Thursday, October 21, 2010

Lessons Learned from...Blogging

I just wrote a very witty (at least I thought so) and philosophical post about working from home. Blogger malfunctioned and deleted it. I can't be arsed to write it again, which probably means the world can't be arsed to read it.

Why do we blog anyway? My boss recently started a blog which is essentially a venue to promote her cats and extrapolate on the many loads of laundry she manages to do on a Sunday morning. Surely that's not the point. So what is?

C.S. Lewis said "we read to know we are not alone". Is that why we write too? Tomorrow I'm attending a symposium (I love that word) at the local journalism school. The topic is "Truth: Fact and Fiction". Perhaps that will provide me some insight into our compulsive need to share the minutiae of our lives with the world.

Wednesday, October 6, 2010

Lessons Learned from...Athletes

I've never been a huge sports fan.

I enjoy staying active, but can't tell left from right and have limited hand-eye coordination. However, after recently hearing two Olympians speak about their journey and love affair with sport, I'm almost converted. Within the span of a week, I was inspired by both Shelley-Ann Brown and Catriona Le May Doan.

Now I understand that sport is more than external competition. It's about being the best that YOU can be, believing in yourself and your teammates and picking yourself up when you fall. Sport allows you to hear "it's never been done" or "it can't be done" and say "why the hell not?" Brown and Le May Doan have different, yet remarkably similar, stories.

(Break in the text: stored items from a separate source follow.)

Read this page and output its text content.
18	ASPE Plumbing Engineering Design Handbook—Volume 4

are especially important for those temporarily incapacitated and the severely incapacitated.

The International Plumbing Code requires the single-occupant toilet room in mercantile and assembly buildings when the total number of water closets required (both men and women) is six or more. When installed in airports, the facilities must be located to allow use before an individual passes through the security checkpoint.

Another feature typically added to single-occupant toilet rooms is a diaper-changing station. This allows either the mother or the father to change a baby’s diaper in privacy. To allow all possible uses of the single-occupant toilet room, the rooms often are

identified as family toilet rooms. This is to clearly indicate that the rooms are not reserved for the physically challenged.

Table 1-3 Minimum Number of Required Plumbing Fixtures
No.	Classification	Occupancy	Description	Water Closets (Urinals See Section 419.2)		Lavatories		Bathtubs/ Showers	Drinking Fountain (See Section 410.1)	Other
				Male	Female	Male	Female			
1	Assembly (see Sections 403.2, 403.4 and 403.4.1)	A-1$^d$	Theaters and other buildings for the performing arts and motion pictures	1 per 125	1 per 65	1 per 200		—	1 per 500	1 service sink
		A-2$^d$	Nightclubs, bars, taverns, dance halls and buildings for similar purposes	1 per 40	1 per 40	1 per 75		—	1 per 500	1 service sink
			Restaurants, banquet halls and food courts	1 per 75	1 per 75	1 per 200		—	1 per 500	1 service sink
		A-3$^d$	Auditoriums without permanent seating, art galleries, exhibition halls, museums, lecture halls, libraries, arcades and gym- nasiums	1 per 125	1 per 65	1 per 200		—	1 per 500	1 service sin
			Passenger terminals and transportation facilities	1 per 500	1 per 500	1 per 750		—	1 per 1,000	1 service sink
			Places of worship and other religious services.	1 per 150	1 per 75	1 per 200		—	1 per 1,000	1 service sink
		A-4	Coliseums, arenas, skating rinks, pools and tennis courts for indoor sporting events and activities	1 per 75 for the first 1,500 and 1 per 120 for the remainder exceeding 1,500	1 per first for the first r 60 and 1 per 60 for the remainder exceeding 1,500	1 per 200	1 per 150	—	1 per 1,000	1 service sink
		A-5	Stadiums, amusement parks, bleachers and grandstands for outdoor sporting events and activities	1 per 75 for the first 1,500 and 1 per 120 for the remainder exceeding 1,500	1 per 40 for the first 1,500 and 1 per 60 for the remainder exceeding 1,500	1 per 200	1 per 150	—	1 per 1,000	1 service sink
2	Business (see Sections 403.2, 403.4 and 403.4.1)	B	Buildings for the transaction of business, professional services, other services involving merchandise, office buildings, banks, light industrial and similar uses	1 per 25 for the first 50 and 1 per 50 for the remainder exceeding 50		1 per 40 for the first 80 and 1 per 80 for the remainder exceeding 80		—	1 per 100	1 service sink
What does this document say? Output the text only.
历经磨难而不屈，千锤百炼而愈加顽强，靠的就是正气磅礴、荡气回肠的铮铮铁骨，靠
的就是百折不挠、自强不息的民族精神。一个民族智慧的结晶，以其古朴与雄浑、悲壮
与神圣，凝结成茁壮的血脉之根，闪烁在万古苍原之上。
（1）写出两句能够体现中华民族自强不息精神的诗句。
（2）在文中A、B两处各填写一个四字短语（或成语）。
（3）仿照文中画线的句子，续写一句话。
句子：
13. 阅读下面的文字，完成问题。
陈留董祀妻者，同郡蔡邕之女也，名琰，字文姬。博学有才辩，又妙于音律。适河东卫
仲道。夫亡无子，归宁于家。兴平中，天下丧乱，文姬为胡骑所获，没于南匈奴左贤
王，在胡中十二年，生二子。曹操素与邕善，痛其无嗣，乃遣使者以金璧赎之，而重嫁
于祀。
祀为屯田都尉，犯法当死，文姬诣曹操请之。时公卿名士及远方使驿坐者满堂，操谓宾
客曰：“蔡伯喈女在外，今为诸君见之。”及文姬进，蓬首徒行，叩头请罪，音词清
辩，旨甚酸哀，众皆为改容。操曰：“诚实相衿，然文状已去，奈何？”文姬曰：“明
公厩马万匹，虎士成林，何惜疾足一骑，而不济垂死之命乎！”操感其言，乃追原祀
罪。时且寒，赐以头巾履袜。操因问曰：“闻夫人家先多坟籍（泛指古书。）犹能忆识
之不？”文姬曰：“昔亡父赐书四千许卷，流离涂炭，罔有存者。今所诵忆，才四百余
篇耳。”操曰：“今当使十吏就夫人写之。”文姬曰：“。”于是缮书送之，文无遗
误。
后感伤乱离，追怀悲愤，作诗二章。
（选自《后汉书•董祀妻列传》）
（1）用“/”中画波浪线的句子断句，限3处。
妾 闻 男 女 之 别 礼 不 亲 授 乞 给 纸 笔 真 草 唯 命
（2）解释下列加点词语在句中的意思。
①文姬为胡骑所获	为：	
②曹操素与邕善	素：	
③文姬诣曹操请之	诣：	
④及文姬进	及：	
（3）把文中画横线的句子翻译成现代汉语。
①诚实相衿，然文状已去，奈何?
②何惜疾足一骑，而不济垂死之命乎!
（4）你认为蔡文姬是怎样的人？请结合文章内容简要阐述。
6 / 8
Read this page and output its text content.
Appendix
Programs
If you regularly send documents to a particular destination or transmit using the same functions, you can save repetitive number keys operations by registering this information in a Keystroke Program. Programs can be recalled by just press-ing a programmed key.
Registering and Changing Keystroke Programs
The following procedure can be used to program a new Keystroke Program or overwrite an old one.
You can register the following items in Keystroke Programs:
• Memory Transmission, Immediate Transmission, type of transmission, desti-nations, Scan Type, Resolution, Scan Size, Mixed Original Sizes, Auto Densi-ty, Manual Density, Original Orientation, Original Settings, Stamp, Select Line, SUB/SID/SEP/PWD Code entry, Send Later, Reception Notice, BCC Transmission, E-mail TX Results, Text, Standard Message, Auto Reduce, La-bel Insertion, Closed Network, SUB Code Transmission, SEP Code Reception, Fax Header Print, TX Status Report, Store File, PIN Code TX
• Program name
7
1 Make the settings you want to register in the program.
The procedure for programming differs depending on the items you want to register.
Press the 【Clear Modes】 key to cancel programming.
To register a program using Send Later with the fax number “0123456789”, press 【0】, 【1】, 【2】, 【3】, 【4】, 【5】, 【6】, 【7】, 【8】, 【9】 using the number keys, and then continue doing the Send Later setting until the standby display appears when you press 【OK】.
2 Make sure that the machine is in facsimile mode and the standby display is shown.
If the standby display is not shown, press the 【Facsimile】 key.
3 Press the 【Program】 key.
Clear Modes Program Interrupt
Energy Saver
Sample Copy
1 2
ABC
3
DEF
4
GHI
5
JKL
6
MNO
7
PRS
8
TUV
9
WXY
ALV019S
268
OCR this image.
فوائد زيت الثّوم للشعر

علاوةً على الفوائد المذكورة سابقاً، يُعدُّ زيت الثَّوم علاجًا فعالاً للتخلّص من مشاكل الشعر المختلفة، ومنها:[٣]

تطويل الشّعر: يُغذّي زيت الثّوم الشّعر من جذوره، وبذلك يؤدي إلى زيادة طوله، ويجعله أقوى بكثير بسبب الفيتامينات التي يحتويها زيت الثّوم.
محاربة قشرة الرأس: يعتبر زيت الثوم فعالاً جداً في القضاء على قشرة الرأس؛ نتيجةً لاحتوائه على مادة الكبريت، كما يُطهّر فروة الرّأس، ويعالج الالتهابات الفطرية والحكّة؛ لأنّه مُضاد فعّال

Consider Shelley-Ann's mantra: "There is no coincidence. There is only preparation and opportunity meeting together with passion." When pressured to be the best in the world, she decided instead to press herself to be the best Shelley-Ann Brown. When tempted to ignore her training regimen, she decided instead to adhere to her own internal standard of excellence, not anyone else's. Then, when the moment arrived to finally start her Olympic race, she knew she had done all she could to be the best she could be. And nothing else seemed to matter much. (Although she did end up winning a silver medal!)

Catriona Le May Doan explained how hard it was for her to get back up again after her famous fall in the 1994 Lillehammer Games. But despite her anger, Catriona got back up to win (and then defend) Olympic Gold.
So maybe I'm not an Oymypic athlete; maybe I still don't really like sports. But I like what it stands for: pushing yourself as far as you know you need to go and not giving up when you know you can do it.